The vehicle of the era was the pantechnicon – a term in itself evocative of a bygone age of removals. These huge horse-drawn vans emblazoned with the name of the removals company in bold lettering became a familiar sight on the streets of Victorian towns and cities. The vans were governed by the road-traffic bylaws of busy towns and, of course, the horses that pulled them had their own limits as to how far and for how long they could be worked. So, a long haul through a hilly Georgian spa town with cobblestone streets, such as Cheltenham, would need to start early in the day to allow time for the return journey of the horses before nightfall. The seasonal patterns of Georgian household movement in Cheltenham, a town where the wealthy would come for the waters and then leave for the season, would have been well organised by the standards of the Victorian era and have made for a good removal and cartage trade. If you want Removal Company Cheltenham, https://express-removals.co.uk/removal-companies-near-me/removals-cheltenham is a good place to start.
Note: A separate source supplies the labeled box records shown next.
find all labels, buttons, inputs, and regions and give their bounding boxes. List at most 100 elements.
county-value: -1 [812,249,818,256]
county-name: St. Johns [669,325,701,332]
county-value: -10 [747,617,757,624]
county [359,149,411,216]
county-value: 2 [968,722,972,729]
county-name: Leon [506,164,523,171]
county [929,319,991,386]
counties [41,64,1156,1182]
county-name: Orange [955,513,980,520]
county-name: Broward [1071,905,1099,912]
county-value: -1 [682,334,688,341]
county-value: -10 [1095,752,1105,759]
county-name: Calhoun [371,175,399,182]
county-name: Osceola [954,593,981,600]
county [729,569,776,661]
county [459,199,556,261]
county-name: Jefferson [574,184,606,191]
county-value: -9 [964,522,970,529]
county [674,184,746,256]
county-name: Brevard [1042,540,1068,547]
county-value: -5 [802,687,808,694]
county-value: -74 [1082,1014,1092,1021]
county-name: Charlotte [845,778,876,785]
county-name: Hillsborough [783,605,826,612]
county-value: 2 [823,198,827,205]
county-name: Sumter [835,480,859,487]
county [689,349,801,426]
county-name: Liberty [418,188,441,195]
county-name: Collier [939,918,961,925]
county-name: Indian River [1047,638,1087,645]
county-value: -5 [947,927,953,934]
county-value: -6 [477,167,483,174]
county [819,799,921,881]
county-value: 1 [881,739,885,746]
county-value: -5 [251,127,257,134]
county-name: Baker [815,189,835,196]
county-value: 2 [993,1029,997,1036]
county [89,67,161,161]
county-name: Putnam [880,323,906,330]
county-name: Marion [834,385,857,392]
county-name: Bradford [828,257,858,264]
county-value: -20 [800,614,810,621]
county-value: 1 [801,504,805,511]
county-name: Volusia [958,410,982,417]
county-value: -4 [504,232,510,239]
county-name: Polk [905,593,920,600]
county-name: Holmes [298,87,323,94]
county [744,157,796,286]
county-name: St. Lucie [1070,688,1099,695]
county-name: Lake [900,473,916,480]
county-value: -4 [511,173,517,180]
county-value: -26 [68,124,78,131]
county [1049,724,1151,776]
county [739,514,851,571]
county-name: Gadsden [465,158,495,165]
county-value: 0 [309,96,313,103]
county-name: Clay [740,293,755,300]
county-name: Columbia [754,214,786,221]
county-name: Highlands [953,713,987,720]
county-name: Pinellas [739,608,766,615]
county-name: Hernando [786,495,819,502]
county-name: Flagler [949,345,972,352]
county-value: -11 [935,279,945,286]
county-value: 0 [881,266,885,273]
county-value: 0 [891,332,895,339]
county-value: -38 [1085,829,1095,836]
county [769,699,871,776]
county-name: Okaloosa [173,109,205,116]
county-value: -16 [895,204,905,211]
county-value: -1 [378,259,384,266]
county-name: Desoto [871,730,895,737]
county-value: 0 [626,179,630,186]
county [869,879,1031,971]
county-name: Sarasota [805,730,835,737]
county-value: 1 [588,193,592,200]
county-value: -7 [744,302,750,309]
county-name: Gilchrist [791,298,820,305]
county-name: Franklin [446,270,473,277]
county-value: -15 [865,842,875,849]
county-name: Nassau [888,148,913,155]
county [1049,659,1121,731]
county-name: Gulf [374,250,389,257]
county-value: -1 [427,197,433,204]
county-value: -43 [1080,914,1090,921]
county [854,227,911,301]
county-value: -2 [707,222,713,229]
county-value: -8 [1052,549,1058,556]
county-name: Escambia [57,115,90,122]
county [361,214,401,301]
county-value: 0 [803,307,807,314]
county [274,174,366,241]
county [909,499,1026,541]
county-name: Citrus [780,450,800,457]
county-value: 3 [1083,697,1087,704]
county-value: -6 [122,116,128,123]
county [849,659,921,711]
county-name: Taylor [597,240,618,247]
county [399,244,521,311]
Today’s 8am start is based on somewhat different reasoning but is just as hard and fast as that of our Victorian forebears. The crucial point in the mortgage chain now completes between late afternoon and early evening and the parking permit holder’s parking suspension will commence at 8am sharp. Therefore by 9am the removal company will be operating against time.
When you are left standing in your empty front room by 7 am with a cup of coffee in your hand whilst the removal van is parked on the drive with a gentleman in a striped shirt polishing the brass work on the Pantechnicon with a white handkerchief, do not be fooled into thinking that he is an early riser. No, this is the result of several centuries of lease law, horse endurance and contractual habit all arriving in a carriage of hard-worn removal men at your door.